The current Big Black Building lineup includes the heavily tattooed Sullivan on lead vocals and guitar and Melnick, 38, on lead guitar, along with newly-initiated bassist Adam Irick, 36, and drummer Adam Bradley, 24, (formerly of Kapone).

The band name comes from a passage in Hunter S. Thompson’s Fear & Loathing in Las Vegas in which the main characters are searching for a place called the Psychiatrist’s Club in a “big, black building,” where they hope to find “the American dream.”

“We’ve definitely solidified our sound,” says Sullivan of the current lineup. “It takes a while when you bring in new guys — to really play with them and have everyone feel it out and figure out their place and role in the band.
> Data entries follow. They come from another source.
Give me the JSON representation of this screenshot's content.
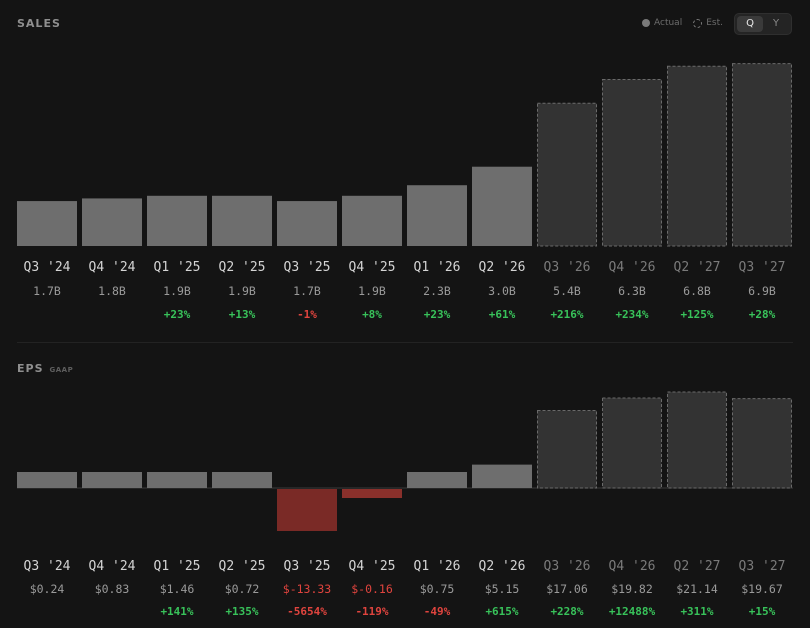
{
  "sales_title": "SALES",
  "eps_title": "EPS",
  "eps_subtitle": "GAAP",
  "legend": {
    "actual": "Actual",
    "est": "Est."
  },
  "toggle": {
    "options": [
      "Q",
      "Y"
    ],
    "active": "Q"
  },
  "colors": {
    "actual_bar": "#6e6e6e",
    "estimate_bar": "#333333",
    "negative_bar": "#7a2a26",
    "negative_bar_light": "#8a302b",
    "positive_text": "#38c25a",
    "negative_text": "#e0443e",
    "label_actual": "#d4d4d4",
    "label_estimate": "#7a7a7a"
  },
  "chart_data": [
    {
      "type": "bar",
      "title": "SALES",
      "categories": [
        "Q3 '24",
        "Q4 '24",
        "Q1 '25",
        "Q2 '25",
        "Q3 '25",
        "Q4 '25",
        "Q1 '26",
        "Q2 '26",
        "Q3 '26",
        "Q4 '26",
        "Q2 '27",
        "Q3 '27"
      ],
      "values": [
        1.7,
        1.8,
        1.9,
        1.9,
        1.7,
        1.9,
        2.3,
        3.0,
        5.4,
        6.3,
        6.8,
        6.9
      ],
      "value_labels": [
        "1.7B",
        "1.8B",
        "1.9B",
        "1.9B",
        "1.7B",
        "1.9B",
        "2.3B",
        "3.0B",
        "5.4B",
        "6.3B",
        "6.8B",
        "6.9B"
      ],
      "changes": [
        "",
        "",
        "+23%",
        "+13%",
        "-1%",
        "+8%",
        "+23%",
        "+61%",
        "+216%",
        "+234%",
        "+125%",
        "+28%"
      ],
      "estimate": [
        false,
        false,
        false,
        false,
        false,
        false,
        false,
        false,
        true,
        true,
        true,
        true
      ],
      "ylim": [
        0,
        7.0
      ]
    },
    {
      "type": "bar",
      "title": "EPS",
      "categories": [
        "Q3 '24",
        "Q4 '24",
        "Q1 '25",
        "Q2 '25",
        "Q3 '25",
        "Q4 '25",
        "Q1 '26",
        "Q2 '26",
        "Q3 '26",
        "Q4 '26",
        "Q2 '27",
        "Q3 '27"
      ],
      "values": [
        0.24,
        0.83,
        1.46,
        0.72,
        -13.33,
        -0.16,
        0.75,
        5.15,
        17.06,
        19.82,
        21.14,
        19.67
      ],
      "value_labels": [
        "$0.24",
        "$0.83",
        "$1.46",
        "$0.72",
        "$-13.33",
        "$-0.16",
        "$0.75",
        "$5.15",
        "$17.06",
        "$19.82",
        "$21.14",
        "$19.67"
      ],
      "changes": [
        "",
        "",
        "+141%",
        "+135%",
        "-5654%",
        "-119%",
        "-49%",
        "+615%",
        "+228%",
        "+12488%",
        "+311%",
        "+15%"
      ],
      "estimate": [
        false,
        false,
        false,
        false,
        false,
        false,
        false,
        false,
        true,
        true,
        true,
        true
      ]
    }
  ]
}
And it took us a little while to really get ourselves where we need to be.”

Thus far, Big Black Building have released full two albums of original material. 2000’s nine-song collection Tested — crisply recorded by engineer Frank Lisenbee at Scorpio Productions — featured Melnick on lead guitar and bass, and drummer David Kieser. The tunes bounced back and forth between mid-tempo anthems and four-chord chuggers. 2005’s 11-song Take a Chance — recorded at Fusion 5 — is already out of print. The collection demonstrates a tighter full-band sound and a more fully-developed, dynamic songwriting style from Sullivan. Hints of classic, late-’70s and early-’80s metal and hard-rock make their way into the fist-raising rockers and power ballads … those hints of metal resembling those found in the likes of the Screaming Trees, The Cult, or Social Distortion, rather than anything related to the poodle-hair metal out of Hollywood.

“Right now, we’re mostly doing covers and a few songs off the CDs,” says Sullivan. “Aside from that, we all draw from different styles of music, so it’s very hard to put a finger on it and say exactly what it sounds like. A great way to describe us is as a ‘blue-collar guitar-rock band.’ It’s definitely a guitar-rock band. A lot of my musical influences come from ’70s rock and old, traditional country guys like Johnny Cash and Hank Williams. It has a Southern edge, but all over the place.

“If we’re playing at Wild Wing, the set is pretty different from when we’re playing at Big Deck Daddy’s,” he continues. “This lineup is sharp enough to catch on and adjust to any situation, fortunately. These days, we are playing the north area now — and we do get up to Charlotte and Virginia from time to time — we are playing more Southern rock stuff. That’s been more of our direction. We do great at biker bars!”

When they’re not fielding requests from crowds at north area roadhouse taverns and biker bars, they’re in the studio and practice space working on their own material. As the primary lyricist and songwriter, Sullivan assembles the basics and then brings them to the band. “I do my solo thing at Wings on Rivers Avenue on Tuesdays and it’s a blast,” he says. “It’s an easy, fun gig where I can try things I don’t normally get to do with the band. Sometimes, they end up as new Big Black Building songs.”